Effects of the Invention The ion exchange resin membrane-electrode assembly (A) obtained in the above-mentioned example and the ion exchange resin membrane obtained by bonding platinum to the ion exchange resin membrane by the conventional electroless plating method. - When the current-voltage characteristics were compared when each electrode assembly (B) was used in a water electrolyzer, the results shown in the figure were obtained.

As is clear from this figure, it can be seen that the method of the present invention exhibits better characteristics. This is because the substantial active area is increased by forming the electrode layer from a mixed layer of an electrode catalyst and an ion exchange resin.

As described above, according to the method of the present invention, it is possible to obtain an ion exchange resin membrane-electrode assembly having a substantially larger working area than the conventional electroless plating method or hot press method.

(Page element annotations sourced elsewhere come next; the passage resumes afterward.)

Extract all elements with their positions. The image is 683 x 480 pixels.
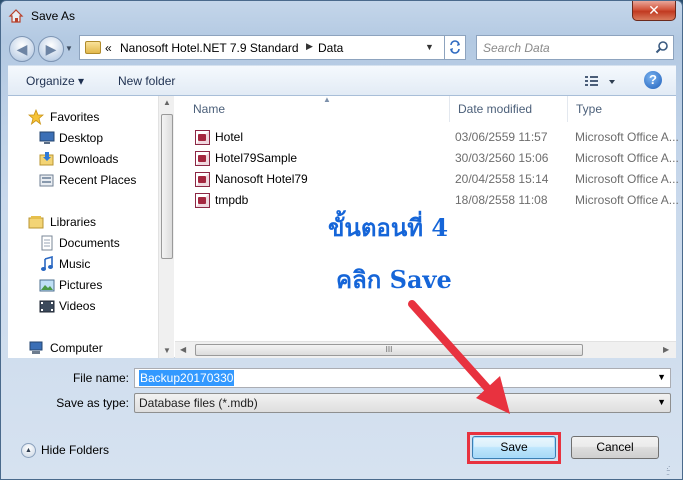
save-as-type-dropdown-icon[interactable]: ▼	[657, 397, 666, 407]
help-button[interactable]: ?	[644, 71, 662, 89]
sidebar-item-label: Documents	[59, 236, 120, 250]
file-date: 20/04/2558 15:14	[455, 172, 549, 186]
computer-icon	[29, 341, 43, 354]
column-header-date-modified[interactable]: Date modified	[450, 96, 568, 122]
breadcrumb-nanosoft[interactable]: Nanosoft Hotel.NET 7.9 Standard	[120, 41, 299, 55]
annotation-action-text: คลิก Save	[336, 265, 452, 294]
save-app-icon	[8, 9, 24, 23]
breadcrumb-separator-icon[interactable]: ▶	[306, 41, 313, 52]
new-folder-button[interactable]: New folder	[118, 74, 175, 88]
save-highlight-box	[467, 432, 561, 464]
sort-ascending-icon: ▲	[323, 95, 331, 104]
close-button[interactable]: ✕	[632, 1, 676, 21]
file-date: 30/03/2560 15:06	[455, 151, 549, 165]
pictures-icon	[39, 279, 55, 292]
music-icon	[41, 256, 53, 271]
file-name: tmpdb	[215, 193, 249, 207]
breadcrumb-data[interactable]: Data	[318, 41, 343, 55]
address-dropdown-icon[interactable]: ▼	[425, 42, 434, 52]
access-database-icon	[195, 130, 210, 145]
window-title: Save As	[31, 9, 76, 23]
scroll-left-icon[interactable]: ◀	[180, 345, 186, 354]
scroll-up-icon[interactable]: ▲	[163, 98, 171, 107]
recent-locations-dropdown-icon[interactable]: ▼	[65, 44, 73, 53]
table-row[interactable]: Hotel 03/06/2559 11:57 Microsoft Office …	[195, 128, 679, 148]
table-row[interactable]: Nanosoft Hotel79 20/04/2558 15:14 Micros…	[195, 170, 679, 190]
column-header-label: Type	[576, 102, 603, 116]
file-name-field[interactable]: Backup20170330 ▼	[134, 368, 671, 388]
downloads-icon	[39, 152, 54, 166]
annotation-step-text: ขั้นตอนที่ 4	[328, 213, 449, 242]
videos-icon	[39, 300, 55, 313]
libraries-icon	[28, 216, 44, 229]
table-row[interactable]: Hotel79Sample 30/03/2560 15:06 Microsoft…	[195, 149, 679, 169]
resize-grip-icon[interactable]: ·:::	[666, 464, 678, 478]
scroll-thumb[interactable]	[161, 114, 173, 259]
file-name: Hotel79Sample	[215, 151, 298, 165]
refresh-button[interactable]	[444, 35, 466, 60]
column-header-type[interactable]: Type	[568, 96, 676, 122]
sidebar-item-label: Desktop	[59, 131, 104, 145]
address-overflow[interactable]: «	[105, 41, 112, 55]
navigation-pane: Favorites Desktop Downloads Recent Place…	[8, 96, 174, 358]
file-name-label: File name:	[72, 371, 129, 385]
sidebar-item-label: Videos	[59, 299, 96, 313]
command-toolbar: Organize ▾ New folder ?	[8, 65, 676, 96]
horizontal-scrollbar[interactable]: ◀ III ▶	[175, 341, 676, 358]
sidebar-item-label: Music	[59, 257, 91, 271]
title-bar[interactable]: Save As ✕	[1, 1, 682, 31]
back-button[interactable]: ◀	[9, 36, 35, 62]
address-bar[interactable]: « Nanosoft Hotel.NET 7.9 Standard ▶ Data…	[79, 35, 464, 60]
save-as-type-value: Database files (*.mdb)	[139, 396, 258, 410]
sidebar-item-label: Downloads	[59, 152, 119, 166]
sidebar-item-label: Favorites	[50, 110, 100, 124]
documents-icon	[41, 235, 53, 251]
sidebar-item-label: Libraries	[50, 215, 97, 229]
column-header-label: Date modified	[458, 102, 533, 116]
folder-icon	[85, 41, 101, 54]
access-database-icon	[195, 172, 210, 187]
save-as-type-select[interactable]: Database files (*.mdb) ▼	[134, 393, 671, 413]
scroll-down-icon[interactable]: ▼	[163, 346, 171, 355]
collapse-up-icon: ▲	[21, 443, 36, 458]
file-date: 18/08/2558 11:08	[455, 193, 548, 207]
star-icon	[28, 109, 44, 125]
sidebar-item-label: Pictures	[59, 278, 103, 292]
scroll-right-icon[interactable]: ▶	[663, 345, 669, 354]
search-icon[interactable]	[655, 40, 669, 54]
file-type: Microsoft Office A...	[575, 193, 679, 207]
navigation-scrollbar[interactable]: ▲ ▼	[158, 96, 174, 358]
file-date: 03/06/2559 11:57	[455, 130, 548, 144]
search-box[interactable]: Search Data	[476, 35, 674, 60]
file-type: Microsoft Office A...	[575, 151, 679, 165]
file-type: Microsoft Office A...	[575, 130, 679, 144]
file-name-input[interactable]: Backup20170330	[139, 370, 235, 386]
hide-folders-label: Hide Folders	[41, 443, 110, 457]
file-name: Hotel	[215, 130, 244, 144]
scroll-thumb[interactable]: III	[195, 344, 583, 356]
navigation-bar: ◀ ▶ ▼ « Nanosoft Hotel.NET 7.9 Standard …	[1, 33, 682, 63]
forward-button[interactable]: ▶	[38, 36, 64, 62]
file-name-dropdown-icon[interactable]: ▼	[657, 372, 666, 382]
access-database-icon	[195, 151, 210, 166]
recent-places-icon	[39, 174, 54, 187]
cancel-button[interactable]: Cancel	[571, 436, 659, 459]
refresh-icon	[450, 40, 460, 54]
sidebar-item-label: Recent Places	[59, 173, 137, 187]
access-database-icon	[195, 193, 210, 208]
search-input[interactable]: Search Data	[483, 41, 550, 55]
desktop-icon	[39, 131, 55, 144]
organize-button[interactable]: Organize ▾	[26, 74, 84, 88]
change-view-icon[interactable]	[583, 72, 621, 90]
column-header-label: Name	[193, 102, 226, 116]
save-as-type-label: Save as type:	[56, 396, 129, 410]
column-header-name[interactable]: ▲ Name	[185, 95, 450, 122]
file-name: Nanosoft Hotel79	[215, 172, 308, 186]
file-type: Microsoft Office A...	[575, 172, 679, 186]
sidebar-item-label: Computer	[50, 341, 103, 355]
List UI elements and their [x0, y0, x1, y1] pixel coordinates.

[Brief explanation of drawings]

The figure shows the current-voltage characteristics when the ion exchange resin membrane-electrode assembly obtained by the method of the present invention and the conventional electroless plating method is used in a water electrolyzer. Dentaneguchi (A/d?)

Claims (1)

[Claims] A fluorine-containing polymer is prepared by dissolving a metal-containing compound in an organic solvent solution or a mixed solvent solution of an organic solvent and water, or mixing an aqueous solution of a metal-containing compound with an ion exchange resin having a fluorine-containing polymer skeleton. An ion-exchange resin membrane characterized in that it is coated on one or both sides of an ion-exchange resin membrane having molecules as its skeleton, and then treated with a reducing agent to precipitate a metal to become an electrode from a compound containing the metal. Method for manufacturing electrode assembly.